I don’t do this. Well, I might slip once in a while, but I make a point to avoid it.
I can’t get into too much trouble on a blog this long, but in 140 characters of Twitter I find myself in trouble all the time. It’s just enough space for me to say something a bit off the wall pretty blankly. Unfortunately, anything out of the mainstream is missing a lot of context in a small space, so readers have to fill in a lot of blanks. The blankness of my statements is often taken as sarcastic because, after all, that’s the way everyone talks. There’s not a ton of distance between understatement for effect and deliberate mis-statement for a gag.
This takes me to the greater irony. In an effort to be as plain as possible, it’s easy to take what I’m saying in the wrong way because we aren’t a plain and straightforward culture. Would I be more clear if I was as sarcastic as most people? Perhaps, but only if I nailed it just right every time. Language is always about culture and belonging as much as it is about communication, so theoretically I could hit just the right level of sarcasm, be it in pathos, parody or litotes, and always be understood. Then again, the use of sarcasm varies dramatically with age and social status – there’s a good chance that someone will always miss something done any way other than straight up.

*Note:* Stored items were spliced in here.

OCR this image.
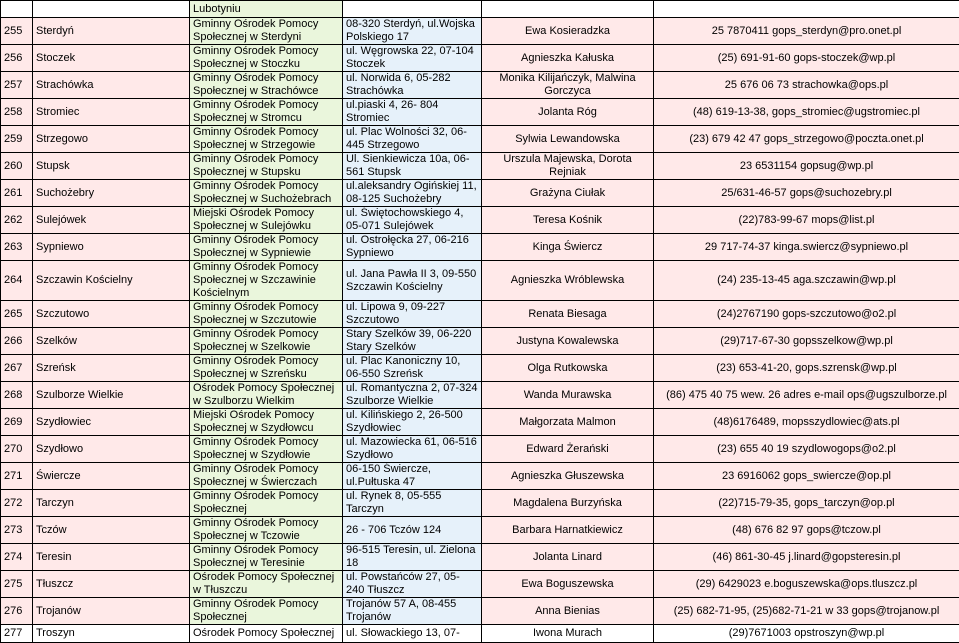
		Lubotyniu			
255	Sterdyń	Gminny Ośrodek Pomocy Społecznej w Sterdyni	08-320 Sterdyń, ul.Wojska Polskiego 17	Ewa Kosieradzka	25 7870411 gops_sterdyn@pro.onet.pl
256	Stoczek	Gminny Ośrodek Pomocy Społecznej w Stoczku	ul. Węgrowska 22, 07-104 Stoczek	Agnieszka Kałuska	(25) 691-91-60 gops-stoczek@wp.pl
257	Strachówka	Gminny Ośrodek Pomocy Społecznej w Strachówce	ul. Norwida 6, 05-282 Strachówka	Monika Kilijańczyk, Malwina Gorczyca	25 676 06 73 strachowka@ops.pl
258	Stromiec	Gminny Ośrodek Pomocy Społecznej w Stromcu	ul.piaski 4, 26- 804 Stromiec	Jolanta Róg	(48) 619-13-38, gops_stromiec@ugstromiec.pl
259	Strzegowo	Gminny Ośrodek Pomocy Społecznej w Strzegowie	ul. Plac Wolności 32, 06-445 Strzegowo	Sylwia Lewandowska	(23) 679 42 47 gops_strzegowo@poczta.onet.pl
260	Stupsk	Gminny Ośrodek Pomocy Społecznej w Stupsku	Ul. Sienkiewicza 10a, 06-561 Stupsk	Urszula Majewska, Dorota Rejniak	23 6531154 gopsug@wp.pl
261	Suchożebry	Gminny Ośrodek Pomocy Społecznej w Suchożebrach	ul.aleksandry Ogińskiej 11, 08-125 Suchożebry	Grażyna Ciułak	25/631-46-57 gops@suchozebry.pl
262	Sulejówek	Miejski Ośrodek Pomocy Społecznej w Sulejówku	ul. Świętochowskiego 4, 05-071 Sulejówek	Teresa Kośnik	(22)783-99-67 mops@list.pl
263	Sypniewo	Gminny Ośrodek Pomocy Społecznej w Sypniewie	ul. Ostrołęcka 27, 06-216 Sypniewo	Kinga Świercz	29 717-74-37 kinga.swiercz@sypniewo.pl
264	Szczawin Kościelny	Gminny Ośrodek Pomocy Społecznej w Szczawinie Kościelnym	ul. Jana Pawła II 3, 09-550 Szczawin Kościelny	Agnieszka Wróblewska	(24) 235-13-45 aga.szczawin@wp.pl
265	Szczutowo	Gminny Ośrodek Pomocy Społecznej w Szczutowie	ul. Lipowa 9, 09-227 Szczutowo	Renata Biesaga	(24)2767190 gops-szczutowo@o2.pl
266	Szelków	Gminny Ośrodek Pomocy Społecznej w Szelkowie	Stary Szelków 39, 06-220 Stary Szelków	Justyna Kowalewska	(29)717-67-30 gopsszelkow@wp.pl
267	Szreńsk	Gminny Ośrodek Pomocy Społecznej w Szreńsku	ul. Plac Kanoniczny 10, 06-550 Szreńsk	Olga Rutkowska	(23) 653-41-20, gops.szrensk@wp.pl
268	Szulborze Wielkie	Ośrodek Pomocy Społecznej w Szulborzu Wielkim	ul. Romantyczna 2, 07-324 Szulborze Wielkie	Wanda Murawska	(86) 475 40 75 wew. 26 adres e-mail ops@ugszulborze.pl
269	Szydłowiec	Miejski Ośrodek Pomocy Społecznej w Szydłowcu	ul. Kilińskiego 2, 26-500 Szydłowiec	Małgorzata Malmon	(48)6176489, mopsszydlowiec@ats.pl
270	Szydłowo	Gminny Ośrodek Pomocy Społecznej w Szydłowie	ul. Mazowiecka 61, 06-516 Szydłowo	Edward Żerański	(23) 655 40 19 szydlowogops@o2.pl
271	Świercze	Gminny Ośrodek Pomocy Społecznej w Świerczach	06-150 Świercze, ul.Pułtuska 47	Agnieszka Głuszewska	23 6916062 gops_swiercze@op.pl
272	Tarczyn	Gminny Ośrodek Pomocy Społecznej	ul. Rynek 8, 05-555 Tarczyn	Magdalena Burzyńska	(22)715-79-35, gops_tarczyn@op.pl
273	Tczów	Gminny Ośrodek Pomocy Społecznej w Tczowie	26 - 706 Tczów 124	Barbara Harnatkiewicz	(48) 676 82 97 gops@tczow.pl
274	Teresin	Gminny Ośrodek Pomocy Społecznej w Teresinie	96-515 Teresin, ul. Zielona 18	Jolanta Linard	(46) 861-30-45 j.linard@gopsteresin.pl
275	Tłuszcz	Ośrodek Pomocy Społecznej w Tłuszczu	ul. Powstańców 27, 05-240 Tłuszcz	Ewa Boguszewska	(29) 6429023 e.boguszewska@ops.tluszcz.pl
276	Trojanów	Gminny Ośrodek Pomocy Społecznej	Trojanów 57 A, 08-455 Trojanów	Anna Bienias	(25) 682-71-95, (25)682-71-21 w 33 gops@trojanow.pl
277	Troszyn	Ośrodek Pomocy Społecznej	ul. Słowackiego 13, 07-	Iwona Murach	(29)7671003 opstroszyn@wp.pl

I try not to worry about being misunderstood, even if it’s about the worst thing that can happen to a writer. What I’ve come to understand is that you can’t please everyone and in this diverse world you can’t possibly speak everyone’s language at the same time. The only thing I can possibly do is deliver it to people straight up, and avoid some of the words that … well, words like “litotes” for one. What’s funny is that no matter how straight I make it, someone will probably take it badly. That’s the nature of language, after all, and while I’d prefer that people weren’t as sarcastic as they are it’s not something that’s going to change suddenly. I’ll do my best.